Unease and uncertainty taint this image, something many of us will have become familiar with in recent weeks and months during the pandemic. We are in a liminal space, a state of transition. At times, it can feel like there is an entire ocean between us and the return to our ‘normal’ lives. The journey across that sea could be a rough one; crashing waves with ups and downs. Or it could be the chance for new discovery. It is a scary thought, but like the young woman at the window, all we can do is look out and wait until the crossing is safe.

The Girl by the Window

Unlike the previous paintings, The Girl by the Window (1893) by Edvard Munch, is set in the dead of night. Similarly though, the subject is female and her face is mostly obscured. Hiding behind the curtain she peers outside, unaware that our gaze and the artist’s is upon her. Let’s put aside the window itself for the moment. What is the significance of the character looking out of it? In the title she is referred to as a ‘girl’, offering an intensified sense of vulnerability: a child who should be asleep, but instead is standing barefoot at the window in her nightgown. Behind her in the purple and brown darkness, there is the suggestion of another figure. Imaginary – a manifestation of her own fear or concern? Or a piece of furniture taking the shape of a man as they often do at night? Apprehension vibrates within the colours. Maybe she has heard some disruption outside, maybe she is waiting for someone to return home or maybe she simply can’t sleep. The mystery within this image is intense, and there is a much more sinister feeling to it than the previous examples. Ultimately though, the piece is grounded by the familiar ‘being inside, looking out’ concept. Whether it is longing or uneasiness, or both, that has brought the girl to the window, there is an anxiety in this image that resonates with our own present times.

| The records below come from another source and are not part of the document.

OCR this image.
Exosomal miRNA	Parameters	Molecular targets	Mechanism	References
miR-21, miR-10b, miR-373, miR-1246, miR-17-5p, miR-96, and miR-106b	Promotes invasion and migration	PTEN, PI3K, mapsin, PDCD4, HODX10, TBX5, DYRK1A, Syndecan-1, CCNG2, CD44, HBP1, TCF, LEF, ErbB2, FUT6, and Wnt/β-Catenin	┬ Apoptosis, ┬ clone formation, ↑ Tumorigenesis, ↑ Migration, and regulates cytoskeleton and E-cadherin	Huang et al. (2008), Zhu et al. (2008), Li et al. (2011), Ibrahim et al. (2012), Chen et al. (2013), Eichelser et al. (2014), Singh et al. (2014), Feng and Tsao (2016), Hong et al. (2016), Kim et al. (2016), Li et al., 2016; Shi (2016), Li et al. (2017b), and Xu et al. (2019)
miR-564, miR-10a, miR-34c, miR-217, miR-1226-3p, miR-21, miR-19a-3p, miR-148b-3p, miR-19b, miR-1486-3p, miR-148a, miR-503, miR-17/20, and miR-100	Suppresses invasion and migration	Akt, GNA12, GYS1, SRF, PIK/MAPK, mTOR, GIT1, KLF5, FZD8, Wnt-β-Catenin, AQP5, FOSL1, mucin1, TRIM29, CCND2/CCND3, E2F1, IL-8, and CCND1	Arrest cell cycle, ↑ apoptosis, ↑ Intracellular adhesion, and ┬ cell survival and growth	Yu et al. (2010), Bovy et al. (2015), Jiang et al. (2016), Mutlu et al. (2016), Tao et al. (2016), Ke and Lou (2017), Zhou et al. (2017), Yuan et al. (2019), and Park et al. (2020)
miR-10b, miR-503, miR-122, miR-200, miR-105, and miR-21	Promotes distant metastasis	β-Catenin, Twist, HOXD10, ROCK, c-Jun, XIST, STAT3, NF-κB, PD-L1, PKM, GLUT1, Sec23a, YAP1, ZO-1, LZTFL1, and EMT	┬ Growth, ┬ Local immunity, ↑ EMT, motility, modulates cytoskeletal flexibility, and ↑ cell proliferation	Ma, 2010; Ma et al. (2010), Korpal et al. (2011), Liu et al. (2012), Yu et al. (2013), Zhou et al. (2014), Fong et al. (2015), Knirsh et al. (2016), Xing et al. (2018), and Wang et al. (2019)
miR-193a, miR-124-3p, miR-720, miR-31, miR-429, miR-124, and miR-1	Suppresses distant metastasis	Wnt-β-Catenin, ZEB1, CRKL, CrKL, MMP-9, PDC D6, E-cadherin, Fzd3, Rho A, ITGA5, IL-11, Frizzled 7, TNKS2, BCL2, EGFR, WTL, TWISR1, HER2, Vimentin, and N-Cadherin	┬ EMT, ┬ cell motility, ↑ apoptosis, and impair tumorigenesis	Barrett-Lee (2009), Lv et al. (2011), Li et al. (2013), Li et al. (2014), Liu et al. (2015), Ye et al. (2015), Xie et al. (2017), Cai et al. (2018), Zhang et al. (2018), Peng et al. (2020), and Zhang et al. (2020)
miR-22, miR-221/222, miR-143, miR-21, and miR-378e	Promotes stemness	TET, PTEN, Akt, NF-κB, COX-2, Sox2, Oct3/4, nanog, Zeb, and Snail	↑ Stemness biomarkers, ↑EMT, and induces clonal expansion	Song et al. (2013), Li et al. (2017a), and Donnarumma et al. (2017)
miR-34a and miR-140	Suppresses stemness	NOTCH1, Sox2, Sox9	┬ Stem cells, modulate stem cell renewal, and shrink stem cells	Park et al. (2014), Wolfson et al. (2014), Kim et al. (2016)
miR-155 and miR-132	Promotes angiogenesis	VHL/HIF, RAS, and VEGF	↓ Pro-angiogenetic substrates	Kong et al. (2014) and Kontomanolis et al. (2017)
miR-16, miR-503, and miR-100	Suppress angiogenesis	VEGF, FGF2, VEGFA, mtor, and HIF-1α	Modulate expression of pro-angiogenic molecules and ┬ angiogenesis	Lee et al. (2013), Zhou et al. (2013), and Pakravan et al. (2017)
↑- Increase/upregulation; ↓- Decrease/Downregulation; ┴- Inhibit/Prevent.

Interior, Sunlight on the Floor

Time forces you to become familiar with things. When you stay in one space for a long time, the details of it ingrain into your memory and become a part of your personal history. The way the sunlight hits the floor in a particular way can become as close as a close friend. Unfortunately though, it can also lead you into resenting things. It doesn’t matter how good of a friend they are, if you were locked in one space with them 24/7 for 30+ days, you might start to begrudge at least some aspects about them. It doesn’t mean you don’t like them. It doesn’t mean you aren’t grateful of their existence. It is just how it is. Danish artist Vilhem Hammershøi may have felt similar after finishing painting Interior, Sunlight on the Floor (1906), a picture of a window in his apartment. Glad to finish, be over with it, done! Still proud of the piece and the monotonous task he endured to complete it, but perhaps he felt more than ready to begin the next one. Something new, something fresh.

However, contrary to these assumptions about Hammershøi and his character, he actually painted near-exact pieces to this one multiple times. There are a number of his works featuring the same window, the same sunlight on the same floor, all with only slight differences and perspective changes. What can we learn from Hammershøi’s commitment to his interior scenes? Although at first this is a mundane sight, with this information in mind it becomes an ode to the everyday. Linking back to Hopper’s Morning Sun, this piece holds the potential for ‘a new day’. Yesterday is history, today is here and tomorrow is coming. Like Hammershøi, we are in the midst of an often monotonous task. And while it is a huge privilege to be amongst those who do get to peer out of our windows and isolate within the comfort of our homes, our endurance is still being challenged and our homes don’t always feel comfortable. We can, however, find solace in that fact that as long as the light shines through our windows, the outdoors still exists, and that on the other side of the glass the world is waiting for us.